Training an SNN with fewer synops#

Similar as in the previous tutorial, we start by defining a spiking model.

import torch
import torch.nn as nn
import sinabs
import sinabs.layers as sl

class SNN(nn.Sequential):
    def __init__(self, batch_size):
        super().__init__(
            sl.FlattenTime(),
            nn.Conv2d(1, 16, 5, bias=False),
            sl.IAFSqueeze(batch_size=batch_size),
            sl.SumPool2d(2),
            nn.Conv2d(16, 32, 5, bias=False),
            sl.IAFSqueeze(batch_size=batch_size),
            sl.SumPool2d(2),
            nn.Conv2d(32, 120, 4, bias=False),
            sl.IAFSqueeze(batch_size=batch_size),
            nn.Flatten(),
            nn.Linear(120, 10, bias=False),
            sl.IAFSqueeze(batch_size=batch_size),
            sl.UnflattenTime(batch_size=batch_size),
        )

batch_size = 5
snn = SNN(batch_size=batch_size)
snn
SNN(
  (0): FlattenTime(start_dim=0, end_dim=1)
  (1): Conv2d(1, 16, kernel_size=(5, 5), stride=(1, 1), bias=False)
  (2): IAFSqueeze(spike_threshold=Parameter containing:
  tensor(1.), batch_size=5, num_timesteps=-1)
  (3): SumPool2d(norm_type=1, kernel_size=2, stride=None, ceil_mode=False)
  (4): Conv2d(16, 32, kernel_size=(5, 5), stride=(1, 1), bias=False)
  (5): IAFSqueeze(spike_threshold=Parameter containing:
  tensor(1.), batch_size=5, num_timesteps=-1)
  (6): SumPool2d(norm_type=1, kernel_size=2, stride=None, ceil_mode=False)
  (7): Conv2d(32, 120, kernel_size=(4, 4), stride=(1, 1), bias=False)
  (8): IAFSqueeze(spike_threshold=Parameter containing:
  tensor(1.), batch_size=5, num_timesteps=-1)
  (9): Flatten(start_dim=1, end_dim=-1)
  (10): Linear(in_features=120, out_features=10, bias=False)
  (11): IAFSqueeze(spike_threshold=Parameter containing:
  tensor(1.), batch_size=5, num_timesteps=-1)
  (12): UnflattenTime()
)

The SNNAnalyzer class tracks different statistics for spiking (such as IAF/LIF) and parameter (such as Conv2d/Linear) layers. The number of synaptic operations is part of the parameter layers. If we attach such an analyzer to the model, we’ll be able to use layer- or model-wide statistics during training, for optimization or logging purposes.
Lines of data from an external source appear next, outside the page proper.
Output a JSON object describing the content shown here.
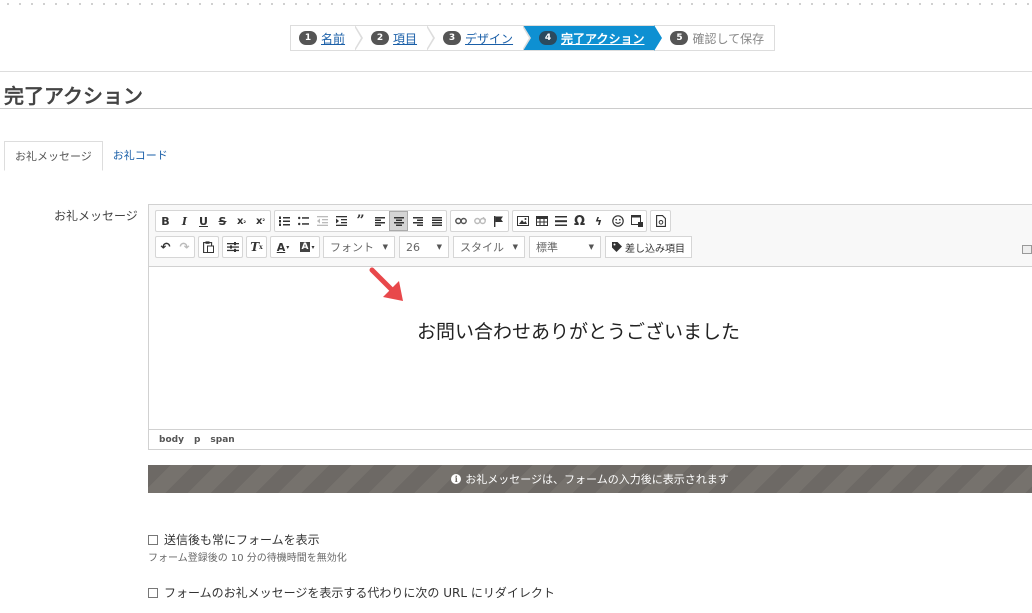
{
  "wizard": {
    "steps": [
      {
        "num": "1",
        "label": "名前"
      },
      {
        "num": "2",
        "label": "項目"
      },
      {
        "num": "3",
        "label": "デザイン"
      },
      {
        "num": "4",
        "label": "完了アクション"
      },
      {
        "num": "5",
        "label": "確認して保存"
      }
    ]
  },
  "page": {
    "title": "完了アクション"
  },
  "tabs": [
    {
      "label": "お礼メッセージ"
    },
    {
      "label": "お礼コード"
    }
  ],
  "form": {
    "field_label": "お礼メッセージ",
    "toolbar": {
      "font_select": "フォント",
      "size_select": "26",
      "style_select": "スタイル",
      "format_select": "標準",
      "insert_field": "差し込み項目"
    },
    "content_text": "お問い合わせありがとうございました",
    "status_path": [
      "body",
      "p",
      "span"
    ],
    "info_message": "お礼メッセージは、フォームの入力後に表示されます",
    "options": {
      "always_show_form": "送信後も常にフォームを表示",
      "always_show_hint": "フォーム登録後の 10 分の待機時間を無効化",
      "redirect": "フォームのお礼メッセージを表示する代わりに次の URL にリダイレクト"
    }
  },
  "colors": {
    "active_step": "#0e90d2",
    "link": "#1a5fa8",
    "arrow": "#e8484b",
    "info_bar": "#6d6965"
  }
}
analyzer = sinabs.SNNAnalyzer(snn)
print(f"Synops before feeding input: {analyzer.get_model_statistics()['synops']}")

rand_input_spikes = (torch.ones((batch_size, 10, 1, 28, 28)) ).float()
y_hat = snn(rand_input_spikes)
print(f"Synops after feeding input: {analyzer.get_model_statistics()['synops']}")
Synops before feeding input: 0.0
Synops after feeding input: 14127320.0

You can break down the statistics for each layer:

layer_stats = analyzer.get_layer_statistics()

for layer_name in layer_stats.keys():
    print(f"Layer {layer_name} tracks statistics {layer_stats[layer_name].keys()}")
Layer spiking tracks statistics dict_keys(['2', '5', '8', '11'])
Layer parameter tracks statistics dict_keys(['1', '4', '7', '10'])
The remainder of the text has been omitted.